It is that time of the academic year when most instructors prepare to begin teaching a new cohort of perceptive, young minds joining university campuses. As an instructor of economics, it is fascinating to welcome students, introduce them to higher possibilities of learning, and teach foundational concepts using illustrative cases based on real-world scenarios.
Economics in the larger field of social sciences, and over the last century or so, has occupied a vital space in understanding different aspects of human behaviour.There remains little scope for disputing this fact. However, the method of teaching, learning and studying basic economics still provokes debates among members both within and outside the econ-tribe.
These debates have intensified since the time of the great recession (2007-08), particularly with regard to the relevance of mathematical models and the extent to which they can help us provide answers to a complex web of social and economic problems in an age of uncertainty. This critical dialogical process has allowed distinguished economists like Jean Tirole, Paul Krugman, and Dani Rodrik to argue for greater public dissemination of economic ideas and a strengthening of the weakened social contract between the economist and civil society. At the same time, on the methodological relevance of modelling in economics, there remain some important points to be made.
Modelling in basic economics plays an instrumental role in explaining the essential workings of a given society. Economic models, as Dani Rodrik argues, despite their “simplicity, (mathematical) formalism and neglect of many facets of the real world”, remain integral to the discipline. What’s important to emphasize here though is that any given model, whether testing for the effectiveness of a tax policy or the role of tariffs in creating new jobs, may seem to work only in a given context. Different contexts can drastically affect stated outcomes of models. An under-acknowledgment of this contextual condition in modelling often gets most economists (advocating for “a” model as “the” model) into trouble. Analysing the effective role of markets in distributing scarce resources and gains between agents, buyers and sellers in a particular society can involve the use of models to explain the relationship of any one aspect of the agent-market relationship, assuming other conditions to be constant. Thus, any model can (at best) help us focus on particular causes to show their effects through the system in a given period. To achieve this, a modeller needs to operate from an abstract, artificial position to study the extent of a causal degree of relationship between social variables, which, from their respective real-world position, would be difficult (if not impossible) to analyse on their own.
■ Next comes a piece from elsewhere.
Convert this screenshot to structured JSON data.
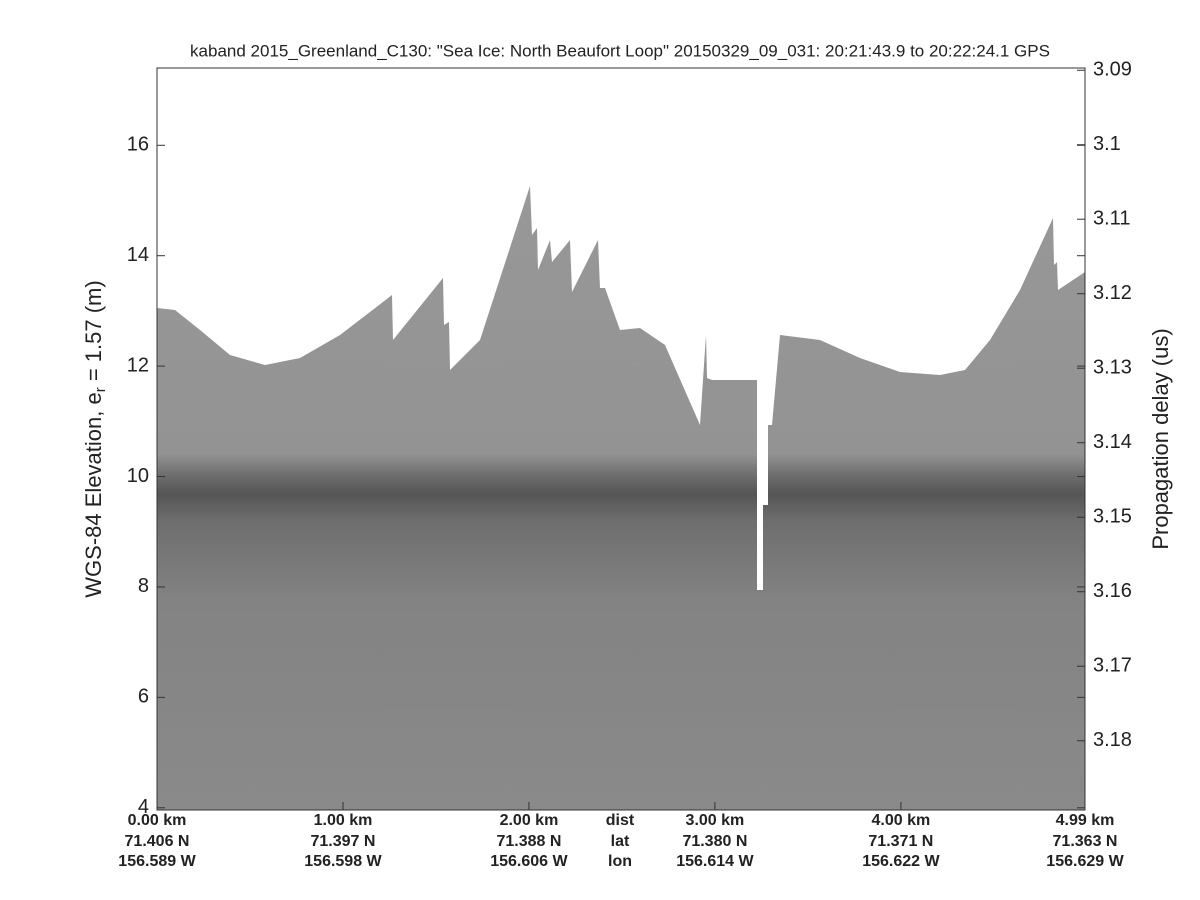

For example, a simple supply-demand model of a given good/service can help us explain the relationship between the price of that good/service and, let’s say, the total quantity demanded/supplied. This is perhaps one of the simplest and most useful models studied in basic microeconomics. The model seems operational only under certain given conditions (assumptions of “perfect competition”, “rational” human behaviour) to satisfy essential mathematical axioms as a conceptual requirement. It remains highly possible that as conditions of such assumptions change, the results of the model change in such a revised context. The effectiveness of economic models remains, thus, closely connected with the nature and quality of assumptions it works under.
One of the ways by which most debates on the validation of economic models, and the test of their real-world applicability, may be better studied is by incorporating greater use of “narratives” in the method of analysis itself. Narratives here may simply refer to humanist, contextual perspectives accumulated from subjects or recipients who are most likely to be affected by any given model’s application, especially when applied in the form of a policy.
For example, when any government increases the tariffs of a particular basket of goods (or services) with the expectation of helping to protect domestic industries, it remains important to see whether a target group actually witnesses an increase in its productivity or not.
Most economic models studying the effectiveness of tariffs in improving the aggregate productivity of any product may reflect on how there is very little empirical support for such a trade policy measure. The role of narratives here would be to draw out perspectives from target groups of domestic manufacturers and facilitate such observed findings as part of a feedback mechanism, testing the effectiveness of the policy. With a complementary use of narratives over and above the mathematical framework of models, it is further possible to determine under what kind of conditions a policy may or may not yield a desired set of outcomes.
Economists and those training to become one can, therefore, be seen merely as social engineers or modelling architects representing different real-world scenarios. Students and teachers of the discipline can hardly see economics as some form of an exact science but one that simply uses mathematics and narratives as mediums of communication. Cultivating an attitude of humility with a quest to constantly experiment with methods within different contexts are critical values in training students of economics to further strengthen the social contract between the economist and civil society.
Deepanshu Mohan is assistant professor of economics, at O.P. Jindal Global University.